PhilBERT leverages DistilBERT, a distilled version of BERT, maintaining the same architecture but with 40% fewer parameters, making it lightweight while preserving high accuracy. The final model includes:

  • Tokenizer: Trained to recognize phishing-specific patterns (URLs, obfuscation, domain misspellings).
  • Custom Classifier: A fully connected dense layer added for binary classification (phishing vs. benign).
  • Risk Scoring Mechanism: A weighted confidence score applied to enhance detection reliability.

Data Preprocessing

Before fine-tuning, the dataset underwent extensive preprocessing to ensure balance and quality:

  • Duplicate Removal & Balancing: Maintained a near 50-50 phishing-to-benign ratio to prevent model bias.
  • Feature Extraction: Applied to URLs, HTML, email bodies, and SMS content to enrich input representations.
  • Dataset Split: Final dataset included:
    • 427,028 benign URLs & 381,014 phishing URLs
    • 17,536 unique email samples
    • 5,949 SMS samples
    • Web entries filtered for efficiency (removing entries >100KB).
  • Export Format: Data transformed and stored in JSON for efficient training.

Training & Evaluation

PhilBERT was fine-tuned on multi-modal phishing datasets using transfer learning, achieving:

Metric Value
Accuracy 88.77%
Precision 85.22%
Recall 93.81%
F1-Score 89.31%
Evaluation Runtime 130.46s
Samples/sec 58.701
  • False Positive Reduction: Multi-layered filtering minimized false positives while maintaining high recall.
  • Scalability: Successfully stress-tested for up to 25,000 simultaneous users.
  • Compliance: Meets ISO 27001 and GDPR standards for security and privacy.

Usage

Installation

pip install transformers torch

Inference

from transformers import AutoTokenizer, AutoModelForSequenceClassification
import torch

model_name = "your_username/PhilBERT"

tokenizer = AutoTokenizer.from_pretrained(model_name)
model = AutoModelForSequenceClassification.from_pretrained(model_name)
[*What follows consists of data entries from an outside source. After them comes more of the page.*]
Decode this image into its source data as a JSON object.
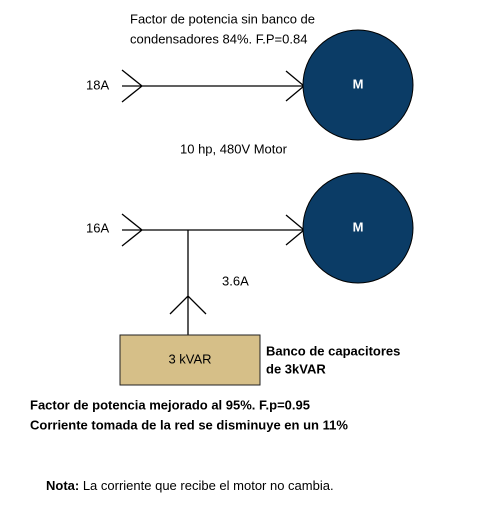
{
  "top": {
    "title_lines": [
      "Factor de potencia sin banco de",
      "condensadores 84%. F.P=0.84"
    ],
    "current": "18A",
    "motor": "M",
    "motor_label": "10 hp, 480V Motor"
  },
  "bottom": {
    "current": "16A",
    "motor": "M",
    "capacitor_current": "3.6A",
    "capacitor": "3 kVAR",
    "capacitor_label_lines": [
      "Banco de capacitores",
      "de 3kVAR"
    ]
  },
  "results": [
    "Factor de potencia mejorado al 95%. F.p=0.95",
    "Corriente tomada de la red se disminuye en un 11%"
  ],
  "note": {
    "label": "Nota:",
    "text": " La corriente que recibe el motor no cambia."
  }
}
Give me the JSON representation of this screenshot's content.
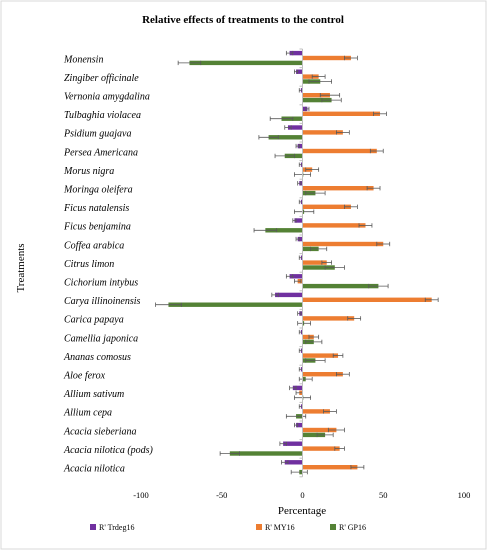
{
  "chart_data": {
    "type": "bar",
    "orientation": "horizontal",
    "title": "Relative effects of treatments to the control",
    "xlabel": "Percentage",
    "ylabel": "Treatments",
    "xlim": [
      -100,
      100
    ],
    "xticks": [
      "-100",
      "-50",
      "0",
      "50",
      "100"
    ],
    "grid": false,
    "legend_position": "bottom",
    "categories": [
      "Monensin",
      "Zingiber officinale",
      "Vernonia amygdalina",
      "Tulbaghia violacea",
      "Psidium guajava",
      "Persea Americana",
      "Morus nigra",
      "Moringa oleifera",
      "Ficus natalensis",
      "Ficus benjamina",
      "Coffea arabica",
      "Citrus limon",
      "Cichorium intybus",
      "Carya illinoinensis",
      "Carica papaya",
      "Camellia japonica",
      "Ananas comosus",
      "Aloe ferox",
      "Allium sativum",
      "Allium cepa",
      "Acacia sieberiana",
      "Acacia nilotica (pods)",
      "Acacia nilotica"
    ],
    "series": [
      {
        "name": "R' Trdeg16",
        "color": "#7030a0",
        "values": [
          -8,
          -4,
          -1,
          3,
          -9,
          -3,
          -1,
          -2,
          -1,
          -5,
          -3,
          -1,
          -8,
          -17,
          -2,
          -1,
          -1,
          -1,
          -6,
          -1,
          -4,
          -12,
          -11
        ],
        "errors": [
          2,
          1,
          1,
          1,
          2,
          1,
          1,
          1,
          1,
          1,
          1,
          1,
          2,
          2,
          1,
          1,
          1,
          1,
          2,
          1,
          1,
          2,
          2
        ]
      },
      {
        "name": "R' MY16",
        "color": "#ed7d31",
        "values": [
          30,
          10,
          17,
          48,
          25,
          46,
          6,
          44,
          30,
          39,
          50,
          15,
          -3,
          80,
          32,
          7,
          22,
          25,
          -2,
          17,
          21,
          23,
          34
        ],
        "errors": [
          4,
          4,
          6,
          4,
          4,
          4,
          4,
          4,
          4,
          4,
          4,
          3,
          2,
          4,
          4,
          3,
          3,
          4,
          2,
          4,
          5,
          3,
          4
        ]
      },
      {
        "name": "R' GP16",
        "color": "#548235",
        "values": [
          -70,
          11,
          18,
          -13,
          -21,
          -11,
          0,
          8,
          1,
          -23,
          10,
          20,
          47,
          -83,
          1,
          7,
          8,
          2,
          0,
          -4,
          14,
          -45,
          -2
        ],
        "errors": [
          7,
          7,
          6,
          7,
          6,
          6,
          5,
          6,
          6,
          7,
          5,
          6,
          6,
          8,
          4,
          5,
          6,
          4,
          5,
          6,
          5,
          6,
          5
        ]
      }
    ]
  }
}
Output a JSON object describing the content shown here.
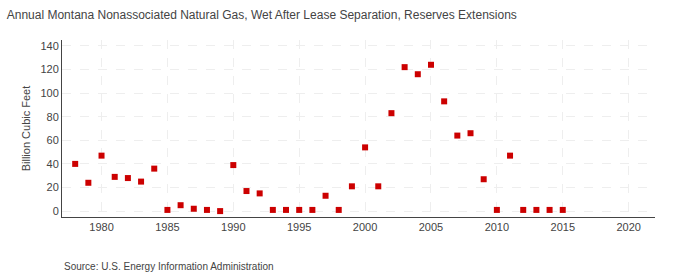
{
  "chart_data": {
    "type": "scatter",
    "title": "Annual Montana Nonassociated Natural Gas, Wet After Lease Separation, Reserves Extensions",
    "ylabel": "Billion Cubic Feet",
    "annotations": [
      "Source: U.S. Energy Information Administration"
    ],
    "color": "#cc0000",
    "marker": "square",
    "grid": true,
    "xlim": [
      1977,
      2022
    ],
    "ylim": [
      -5,
      145
    ],
    "xticks": [
      1980,
      1985,
      1990,
      1995,
      2000,
      2005,
      2010,
      2015,
      2020
    ],
    "yticks": [
      0,
      20,
      40,
      60,
      80,
      100,
      120,
      140
    ],
    "x": [
      1978,
      1979,
      1980,
      1981,
      1982,
      1983,
      1984,
      1985,
      1986,
      1987,
      1988,
      1989,
      1990,
      1991,
      1992,
      1993,
      1994,
      1995,
      1996,
      1997,
      1998,
      1999,
      2000,
      2001,
      2002,
      2003,
      2004,
      2005,
      2006,
      2007,
      2008,
      2009,
      2010,
      2011,
      2012,
      2013,
      2014,
      2015
    ],
    "values": [
      40,
      24,
      47,
      29,
      28,
      25,
      36,
      1,
      5,
      2,
      1,
      0,
      39,
      17,
      15,
      1,
      1,
      1,
      1,
      13,
      1,
      21,
      54,
      21,
      83,
      122,
      116,
      124,
      93,
      64,
      66,
      27,
      1,
      47,
      1,
      1,
      1,
      1
    ]
  }
}
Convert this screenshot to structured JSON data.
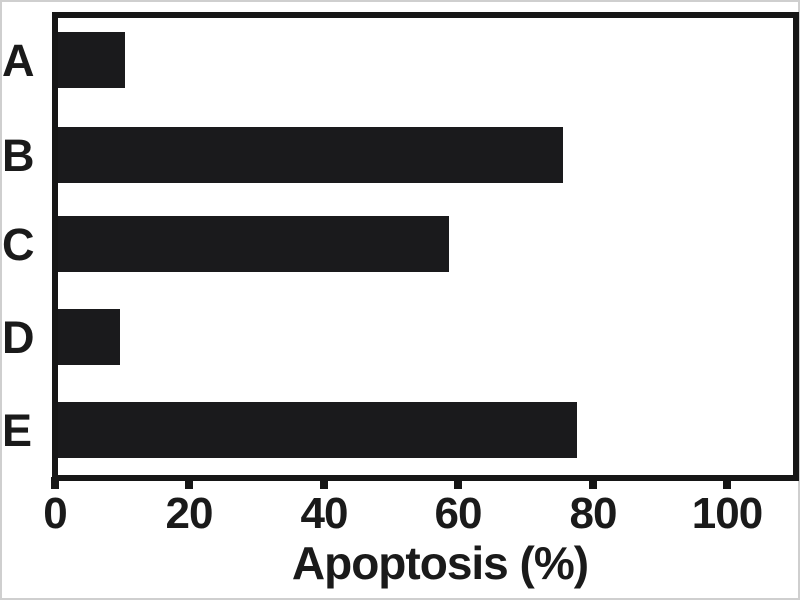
{
  "figure": {
    "background": "#ffffff",
    "edge_color": "#cfcfcf"
  },
  "chart_data": {
    "type": "bar",
    "orientation": "horizontal",
    "title": "",
    "xlabel": "Apoptosis (%)",
    "ylabel": "",
    "categories": [
      "A",
      "B",
      "C",
      "D",
      "E"
    ],
    "values": [
      10.5,
      75.6,
      58.6,
      9.7,
      77.7
    ],
    "xticks": [
      0,
      20,
      40,
      60,
      80,
      100
    ],
    "xtick_labels": [
      "0",
      "20",
      "40",
      "60",
      "80",
      "100"
    ],
    "xlim": [
      0,
      110
    ],
    "grid": false,
    "legend": false,
    "bar_color": "#1a1a1c",
    "axis_color": "#161616",
    "text_color": "#1a1a1a"
  }
}
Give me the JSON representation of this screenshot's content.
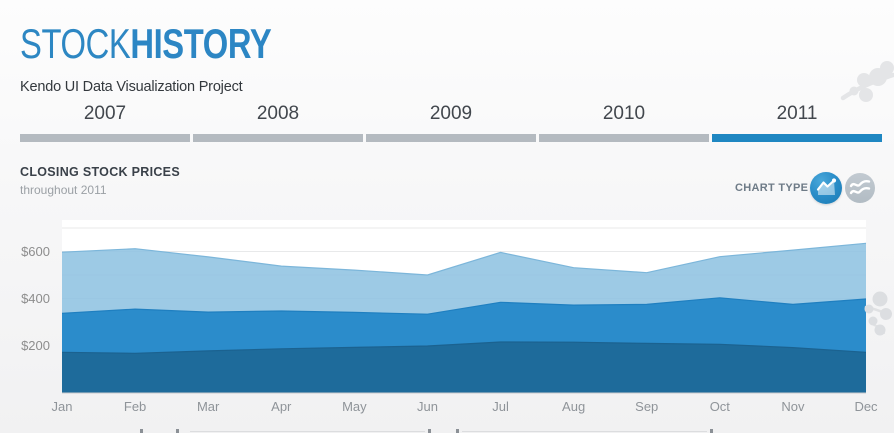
{
  "header": {
    "title_regular": "STOCK",
    "title_bold": "HISTORY",
    "subtitle": "Kendo UI Data Visualization Project"
  },
  "tabs": {
    "selected": "2011",
    "items": [
      {
        "label": "2007"
      },
      {
        "label": "2008"
      },
      {
        "label": "2009"
      },
      {
        "label": "2010"
      },
      {
        "label": "2011"
      }
    ]
  },
  "section": {
    "chart_type_label": "CHART TYPE",
    "chart_type_options": [
      {
        "icon": "area-chart-icon",
        "selected": true
      },
      {
        "icon": "line-chart-icon",
        "selected": false
      }
    ]
  },
  "colors": {
    "accent_blue": "#1f87c2",
    "title_blue": "#2d87c3",
    "tab_bar_gray": "#b4bac0",
    "area_light": "#8ec2e1",
    "area_medium": "#2689ca",
    "area_dark": "#1e6b9b",
    "selected_button": "#2b8ec9",
    "inactive_button": "#b9c2ca"
  },
  "chart_data": {
    "type": "area",
    "title": "CLOSING STOCK PRICES",
    "subtitle": "throughout 2011",
    "categories": [
      "Jan",
      "Feb",
      "Mar",
      "Apr",
      "May",
      "Jun",
      "Jul",
      "Aug",
      "Sep",
      "Oct",
      "Nov",
      "Dec"
    ],
    "series": [
      {
        "id": "area-top-light-blue",
        "color": "#8ec2e1",
        "stroke": "#7cb6da",
        "values": [
          597,
          612,
          577,
          538,
          521,
          500,
          596,
          531,
          510,
          578,
          606,
          635
        ]
      },
      {
        "id": "area-middle-blue",
        "color": "#2689ca",
        "stroke": "#1f7fc0",
        "values": [
          337,
          355,
          342,
          347,
          341,
          333,
          384,
          372,
          375,
          403,
          375,
          398
        ]
      },
      {
        "id": "area-bottom-dark-blue",
        "color": "#1e6b9b",
        "stroke": "#1b6290",
        "values": [
          171,
          167,
          177,
          186,
          192,
          198,
          215,
          214,
          209,
          205,
          191,
          171
        ]
      }
    ],
    "xlabel": "",
    "ylabel": "",
    "y_ticks": [
      {
        "label": "$200",
        "value": 200
      },
      {
        "label": "$400",
        "value": 400
      },
      {
        "label": "$600",
        "value": 600
      }
    ],
    "ylim": [
      0,
      700
    ],
    "grid": "horizontal every 100, labels every 200",
    "legend_position": "below (cut off at bottom edge)"
  }
}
text = "Click this link to update your bank details: http://fakebank.com"
inputs = tokenizer(text, return_tensors="pt")

with torch.no_grad():
    outputs = model(**inputs)
    predictions = torch.nn.functional.softmax(outputs.logits, dim=-1)

print(f"Phishing probability: {predictions[0][1].item():.4f}")

License

This model is proprietary and protected under a custom license. Please refer to the LICENSE file for terms of use.